The Jewish Chronicle

Freekeh figs in citrus sauce

- Instagram: @chefamirba­tito

INGREDIENT­S

15-20 fresh figs, ripe but not too soft

For the stuffing:

250g freekeh, soaked in water for 2 hours

3 tbsp olive oil

1 finely chopped white onion 1 finely chopped red chilli

1 tsp cumin

½ tsp cinnamon

1 tbsp pomegranat­e molasses 25 finely chopped mint leaves 8 finely chopped sage leaves

For the sauce:

4 tbsp olive oil

3 garlic cloves, sliced

1 lemon, sliced

1 orange, sliced

1 red chilli, sliced

6 fresh thyme stalks

1 tbsp pomegranat­e molasses 2 tbsp date molasses (silan) Garnish (optional): Pomegranat­e seeds

METHOD

● For the stuffing: Fry the onion and the red chilli in the olive oil until golden.

● Strain the freekeh, add it to the pan with the spices, 1 tsp salt, ½ tsp black pepper and the pomegranat­e molasses. Stir. Add 150ml water and cook for 10 minutes.

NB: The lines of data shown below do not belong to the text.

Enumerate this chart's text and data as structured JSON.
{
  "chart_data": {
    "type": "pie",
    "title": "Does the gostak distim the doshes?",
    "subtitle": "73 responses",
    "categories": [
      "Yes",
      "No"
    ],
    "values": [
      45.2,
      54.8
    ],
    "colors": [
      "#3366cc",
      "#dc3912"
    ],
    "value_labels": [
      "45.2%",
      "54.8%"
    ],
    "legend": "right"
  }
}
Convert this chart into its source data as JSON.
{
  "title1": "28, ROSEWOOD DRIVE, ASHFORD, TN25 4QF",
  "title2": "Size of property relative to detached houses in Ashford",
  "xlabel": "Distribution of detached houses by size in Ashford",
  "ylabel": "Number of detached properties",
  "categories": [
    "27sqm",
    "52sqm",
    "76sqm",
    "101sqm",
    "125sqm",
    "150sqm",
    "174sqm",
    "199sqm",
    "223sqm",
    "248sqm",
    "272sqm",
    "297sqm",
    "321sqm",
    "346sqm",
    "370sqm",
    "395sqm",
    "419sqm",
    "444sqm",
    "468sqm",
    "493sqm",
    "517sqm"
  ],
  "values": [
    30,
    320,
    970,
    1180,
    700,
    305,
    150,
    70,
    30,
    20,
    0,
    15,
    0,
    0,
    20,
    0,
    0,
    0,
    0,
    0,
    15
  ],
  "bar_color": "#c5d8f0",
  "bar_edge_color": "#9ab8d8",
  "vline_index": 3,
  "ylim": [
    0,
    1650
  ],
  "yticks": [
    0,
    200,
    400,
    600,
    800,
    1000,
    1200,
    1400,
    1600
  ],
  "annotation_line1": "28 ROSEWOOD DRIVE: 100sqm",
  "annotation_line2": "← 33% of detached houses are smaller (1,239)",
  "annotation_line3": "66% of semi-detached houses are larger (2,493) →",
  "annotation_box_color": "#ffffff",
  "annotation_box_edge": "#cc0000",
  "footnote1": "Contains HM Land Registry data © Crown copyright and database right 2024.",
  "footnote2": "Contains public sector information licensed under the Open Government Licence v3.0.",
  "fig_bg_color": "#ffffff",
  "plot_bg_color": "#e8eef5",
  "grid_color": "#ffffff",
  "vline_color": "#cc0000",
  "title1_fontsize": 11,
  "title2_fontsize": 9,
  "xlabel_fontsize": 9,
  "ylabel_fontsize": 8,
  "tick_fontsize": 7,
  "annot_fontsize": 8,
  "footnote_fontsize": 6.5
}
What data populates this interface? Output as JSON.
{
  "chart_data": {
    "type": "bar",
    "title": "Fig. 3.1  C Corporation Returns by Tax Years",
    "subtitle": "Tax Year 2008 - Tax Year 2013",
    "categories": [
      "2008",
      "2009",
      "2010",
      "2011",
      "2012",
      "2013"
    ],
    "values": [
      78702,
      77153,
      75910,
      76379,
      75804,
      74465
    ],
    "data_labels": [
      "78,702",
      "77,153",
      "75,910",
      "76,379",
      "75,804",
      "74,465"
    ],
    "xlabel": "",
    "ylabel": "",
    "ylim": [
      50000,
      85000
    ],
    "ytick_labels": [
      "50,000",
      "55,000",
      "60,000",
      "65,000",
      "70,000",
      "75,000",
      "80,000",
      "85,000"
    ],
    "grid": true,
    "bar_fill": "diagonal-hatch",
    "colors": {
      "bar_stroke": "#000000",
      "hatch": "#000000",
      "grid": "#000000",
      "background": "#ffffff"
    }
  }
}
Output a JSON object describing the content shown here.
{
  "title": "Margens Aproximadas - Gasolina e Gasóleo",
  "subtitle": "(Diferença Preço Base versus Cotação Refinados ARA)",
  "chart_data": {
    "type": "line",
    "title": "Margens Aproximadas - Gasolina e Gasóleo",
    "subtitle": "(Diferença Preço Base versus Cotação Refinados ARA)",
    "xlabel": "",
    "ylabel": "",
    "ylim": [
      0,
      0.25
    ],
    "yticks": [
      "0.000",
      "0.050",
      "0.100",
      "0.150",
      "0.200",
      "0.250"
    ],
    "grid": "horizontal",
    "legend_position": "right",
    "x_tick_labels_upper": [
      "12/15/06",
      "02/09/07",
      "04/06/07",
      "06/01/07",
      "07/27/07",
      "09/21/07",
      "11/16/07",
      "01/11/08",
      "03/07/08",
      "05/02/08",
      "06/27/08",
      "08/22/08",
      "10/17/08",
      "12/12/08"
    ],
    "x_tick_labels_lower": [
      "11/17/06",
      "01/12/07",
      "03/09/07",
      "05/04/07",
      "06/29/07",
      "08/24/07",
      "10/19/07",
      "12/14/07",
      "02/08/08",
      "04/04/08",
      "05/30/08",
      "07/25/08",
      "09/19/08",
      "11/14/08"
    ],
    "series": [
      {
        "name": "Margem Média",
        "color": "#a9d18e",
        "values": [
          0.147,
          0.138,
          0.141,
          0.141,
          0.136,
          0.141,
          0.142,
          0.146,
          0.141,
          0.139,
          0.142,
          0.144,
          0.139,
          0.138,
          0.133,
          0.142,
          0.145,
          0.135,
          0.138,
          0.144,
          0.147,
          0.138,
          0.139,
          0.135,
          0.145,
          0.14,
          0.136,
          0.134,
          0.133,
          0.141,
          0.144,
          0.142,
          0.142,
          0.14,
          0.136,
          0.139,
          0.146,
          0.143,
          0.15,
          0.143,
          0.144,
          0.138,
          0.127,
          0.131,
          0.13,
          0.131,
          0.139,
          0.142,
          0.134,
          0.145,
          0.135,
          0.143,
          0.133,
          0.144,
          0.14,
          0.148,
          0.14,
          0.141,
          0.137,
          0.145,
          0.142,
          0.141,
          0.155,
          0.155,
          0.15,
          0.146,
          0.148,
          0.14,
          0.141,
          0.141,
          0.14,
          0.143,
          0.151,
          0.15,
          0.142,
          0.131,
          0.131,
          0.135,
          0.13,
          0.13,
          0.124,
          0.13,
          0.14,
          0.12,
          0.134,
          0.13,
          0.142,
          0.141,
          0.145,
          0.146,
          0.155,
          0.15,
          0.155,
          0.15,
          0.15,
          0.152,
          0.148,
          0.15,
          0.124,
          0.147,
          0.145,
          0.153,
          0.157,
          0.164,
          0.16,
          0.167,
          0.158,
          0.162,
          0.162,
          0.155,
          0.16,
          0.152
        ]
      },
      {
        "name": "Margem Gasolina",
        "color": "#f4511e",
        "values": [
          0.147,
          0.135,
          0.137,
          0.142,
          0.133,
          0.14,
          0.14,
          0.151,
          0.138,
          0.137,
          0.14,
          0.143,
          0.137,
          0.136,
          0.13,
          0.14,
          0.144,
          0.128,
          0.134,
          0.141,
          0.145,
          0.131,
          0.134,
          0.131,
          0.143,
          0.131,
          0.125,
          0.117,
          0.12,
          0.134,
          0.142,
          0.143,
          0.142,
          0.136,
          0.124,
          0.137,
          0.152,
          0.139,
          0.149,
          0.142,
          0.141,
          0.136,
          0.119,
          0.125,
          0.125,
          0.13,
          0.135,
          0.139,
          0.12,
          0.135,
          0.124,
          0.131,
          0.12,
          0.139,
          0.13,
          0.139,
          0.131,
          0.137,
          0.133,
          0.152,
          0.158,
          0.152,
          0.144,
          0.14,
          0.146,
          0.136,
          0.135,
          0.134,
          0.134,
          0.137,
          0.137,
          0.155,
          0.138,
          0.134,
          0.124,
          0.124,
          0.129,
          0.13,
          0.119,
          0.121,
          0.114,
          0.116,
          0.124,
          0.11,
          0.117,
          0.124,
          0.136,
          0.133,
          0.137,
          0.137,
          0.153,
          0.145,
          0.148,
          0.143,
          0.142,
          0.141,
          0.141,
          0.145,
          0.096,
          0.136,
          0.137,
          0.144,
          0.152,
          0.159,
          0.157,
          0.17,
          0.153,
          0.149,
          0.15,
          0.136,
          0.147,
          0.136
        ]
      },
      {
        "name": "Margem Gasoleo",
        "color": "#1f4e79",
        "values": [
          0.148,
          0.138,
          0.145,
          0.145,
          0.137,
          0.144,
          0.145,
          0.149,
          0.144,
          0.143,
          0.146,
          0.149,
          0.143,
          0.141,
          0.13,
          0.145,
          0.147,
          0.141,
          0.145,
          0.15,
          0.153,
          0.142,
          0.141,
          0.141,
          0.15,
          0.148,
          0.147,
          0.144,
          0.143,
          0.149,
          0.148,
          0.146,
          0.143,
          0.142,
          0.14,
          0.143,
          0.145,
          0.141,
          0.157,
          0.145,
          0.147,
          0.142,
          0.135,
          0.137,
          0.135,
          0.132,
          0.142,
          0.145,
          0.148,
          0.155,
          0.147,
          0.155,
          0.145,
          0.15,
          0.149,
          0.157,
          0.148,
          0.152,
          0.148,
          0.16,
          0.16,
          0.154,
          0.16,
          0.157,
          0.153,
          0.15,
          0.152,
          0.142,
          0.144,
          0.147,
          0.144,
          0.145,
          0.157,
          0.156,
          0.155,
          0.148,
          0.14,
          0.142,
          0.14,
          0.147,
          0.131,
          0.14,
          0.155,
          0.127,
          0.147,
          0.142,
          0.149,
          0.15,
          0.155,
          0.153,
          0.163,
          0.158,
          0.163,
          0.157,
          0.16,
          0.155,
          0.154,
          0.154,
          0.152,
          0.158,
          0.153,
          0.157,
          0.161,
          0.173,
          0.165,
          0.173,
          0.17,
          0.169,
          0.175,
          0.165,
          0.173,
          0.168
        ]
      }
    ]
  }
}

● Add the chopped herbs and stir again. Taste and season if necessary.

Carefully slice off the top of each fig at the stalk end using a serrated knife. Keep the tops. With a teaspoon, very carefully hollow out some of the centre – putting the scooped-out fig flesh to one side. Be careful not to take out too much, or the figs will collapse.

Fill the hollowed figs with the freekeh mix and cover with the reserved tops.

● For the sauce: Heat your oven to 200°C. Place the olive oil, scooped-out fig flesh, garlic, lemon, orange, red chilli and thyme in a large shallow, ovenproof, sauté pan with 120ml water, and cook for 5 minutes.

● Place the figs carefully in the pan, drizzle with pomegranat­e molasses and date molasses and sprinkle with 1 tsp sea salt and ½ tsp black pepper.

Bake in the preheated oven for 10-15 minutes, just to roast the figs (the stuffing is already cooked) and serve garnished with a handful of pomegranat­e seeds if you wish.